Sometimes this writing stuff is serious business. And sometimes, it’s finally realizing that yes, there is a difference between “emoji” vs. “emoticon.” One of these words somehow even feels a bit “old school” already. Weird, huh?
Is this a writing rule that your past grammar teachers would have been strict about? Probably not. Depending on your age, these words might not have even existed when you had grammar teachers, but with Y2K as my witness, it’s time to get this right.
- An “emoji” is a pictorial image or icon largely used in electronic communications to represent a feeling or to convey an idea in a way other than words, (e.g., 😍 or 📚).
- “An emoticon” is an image, frequently some version of a face, built out of the standard characters available on your keyboard, (e.g., ; ) or : – D ).
There’s a level of playfulness and informality with both emoji and emoticons, so please–important writing tip, folks!—don’t insert either emojis or emoticons into your academic essays or your business resumes. Does this need to be said? Yep, I’ve seen them both places. Please stop that. Seriously. You’re just not helping your own cause. When it comes to emails, there’s a time and a place, sure, but do practice knowing the difference.
Unsurprisingly, these are both modern words. “Emoticon” came into the English language first, a combination of “emotion” and “icon” that was first recorded in 1987. “Emoji” came directly from Japanese, with the “e” sound meaning “picture or drawing” and “moji” meaning “letter” or “character.” Emoji came to English in 1997.
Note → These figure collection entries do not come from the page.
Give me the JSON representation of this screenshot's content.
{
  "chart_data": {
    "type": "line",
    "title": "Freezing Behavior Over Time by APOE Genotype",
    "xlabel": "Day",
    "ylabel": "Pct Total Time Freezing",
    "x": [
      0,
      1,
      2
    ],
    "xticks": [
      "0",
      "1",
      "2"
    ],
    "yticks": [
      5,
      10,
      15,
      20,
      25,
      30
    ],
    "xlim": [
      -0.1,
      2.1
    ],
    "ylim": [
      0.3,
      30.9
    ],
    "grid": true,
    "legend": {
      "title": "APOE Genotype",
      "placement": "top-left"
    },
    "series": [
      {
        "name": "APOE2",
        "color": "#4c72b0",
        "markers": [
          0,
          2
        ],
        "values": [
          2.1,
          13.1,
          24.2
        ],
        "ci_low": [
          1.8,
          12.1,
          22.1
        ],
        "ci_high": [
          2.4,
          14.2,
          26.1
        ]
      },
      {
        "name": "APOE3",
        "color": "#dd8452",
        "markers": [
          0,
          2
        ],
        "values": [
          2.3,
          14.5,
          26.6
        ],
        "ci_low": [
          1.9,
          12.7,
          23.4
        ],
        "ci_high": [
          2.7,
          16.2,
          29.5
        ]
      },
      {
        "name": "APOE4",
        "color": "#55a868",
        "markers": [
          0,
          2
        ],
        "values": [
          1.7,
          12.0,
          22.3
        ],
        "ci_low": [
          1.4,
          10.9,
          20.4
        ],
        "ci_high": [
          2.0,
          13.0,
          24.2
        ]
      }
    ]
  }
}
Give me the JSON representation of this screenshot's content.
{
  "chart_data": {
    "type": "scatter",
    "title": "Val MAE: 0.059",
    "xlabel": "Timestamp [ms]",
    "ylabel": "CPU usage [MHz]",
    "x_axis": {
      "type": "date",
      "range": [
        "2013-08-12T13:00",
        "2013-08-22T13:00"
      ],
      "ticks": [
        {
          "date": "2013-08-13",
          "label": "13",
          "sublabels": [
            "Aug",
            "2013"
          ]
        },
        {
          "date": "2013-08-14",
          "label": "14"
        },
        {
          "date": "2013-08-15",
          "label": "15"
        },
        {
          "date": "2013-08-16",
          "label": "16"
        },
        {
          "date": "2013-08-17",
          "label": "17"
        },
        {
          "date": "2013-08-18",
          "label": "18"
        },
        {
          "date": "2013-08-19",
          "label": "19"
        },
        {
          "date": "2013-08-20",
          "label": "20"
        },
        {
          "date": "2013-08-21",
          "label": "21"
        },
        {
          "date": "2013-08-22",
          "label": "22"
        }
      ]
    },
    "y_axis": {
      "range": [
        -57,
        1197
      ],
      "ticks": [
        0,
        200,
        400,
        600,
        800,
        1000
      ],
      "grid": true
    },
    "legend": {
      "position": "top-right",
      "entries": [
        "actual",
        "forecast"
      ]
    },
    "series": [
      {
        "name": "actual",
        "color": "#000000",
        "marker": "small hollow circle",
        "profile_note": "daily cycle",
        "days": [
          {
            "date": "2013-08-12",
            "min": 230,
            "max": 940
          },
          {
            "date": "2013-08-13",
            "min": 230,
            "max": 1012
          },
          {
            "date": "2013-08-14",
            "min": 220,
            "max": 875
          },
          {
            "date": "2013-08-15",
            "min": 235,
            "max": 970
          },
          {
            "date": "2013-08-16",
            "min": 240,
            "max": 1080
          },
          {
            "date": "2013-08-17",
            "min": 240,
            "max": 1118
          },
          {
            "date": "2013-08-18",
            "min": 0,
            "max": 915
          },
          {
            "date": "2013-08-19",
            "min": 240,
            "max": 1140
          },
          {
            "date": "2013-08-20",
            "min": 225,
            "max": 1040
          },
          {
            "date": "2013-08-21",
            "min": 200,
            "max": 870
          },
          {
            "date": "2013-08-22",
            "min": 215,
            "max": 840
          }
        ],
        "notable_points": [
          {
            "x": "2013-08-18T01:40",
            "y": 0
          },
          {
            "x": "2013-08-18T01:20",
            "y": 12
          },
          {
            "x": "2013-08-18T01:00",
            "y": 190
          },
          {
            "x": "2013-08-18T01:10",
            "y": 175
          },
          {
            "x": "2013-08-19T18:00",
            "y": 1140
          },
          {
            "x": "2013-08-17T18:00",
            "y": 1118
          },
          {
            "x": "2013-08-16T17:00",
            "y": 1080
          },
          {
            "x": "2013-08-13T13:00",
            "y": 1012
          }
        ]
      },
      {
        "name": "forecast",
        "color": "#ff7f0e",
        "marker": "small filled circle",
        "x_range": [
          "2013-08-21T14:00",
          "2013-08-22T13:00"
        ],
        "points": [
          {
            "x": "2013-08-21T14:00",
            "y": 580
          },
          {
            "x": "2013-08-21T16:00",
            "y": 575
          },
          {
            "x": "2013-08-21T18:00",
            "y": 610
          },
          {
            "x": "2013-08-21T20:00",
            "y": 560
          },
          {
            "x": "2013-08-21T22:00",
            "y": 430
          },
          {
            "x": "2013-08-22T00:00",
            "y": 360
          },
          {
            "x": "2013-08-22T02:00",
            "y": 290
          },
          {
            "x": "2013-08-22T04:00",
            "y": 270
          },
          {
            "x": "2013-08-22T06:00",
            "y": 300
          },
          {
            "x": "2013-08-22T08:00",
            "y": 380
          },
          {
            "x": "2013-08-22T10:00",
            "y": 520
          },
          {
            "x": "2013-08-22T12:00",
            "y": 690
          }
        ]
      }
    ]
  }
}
Does your usage of “emoticon” accidentally mark you as not quite with the times? Perhaps. Just know there’s a difference between the two. It’s as simple as this:
Can you see the semicolon in the winky face or not?
Positive (emoticon) or negative (emoji), you have your answer. As for what to do with semicolons beyond winky faces, well… I’ve got a resource for you for that too.
Happy writing, everyone–no matter what form that might take for you!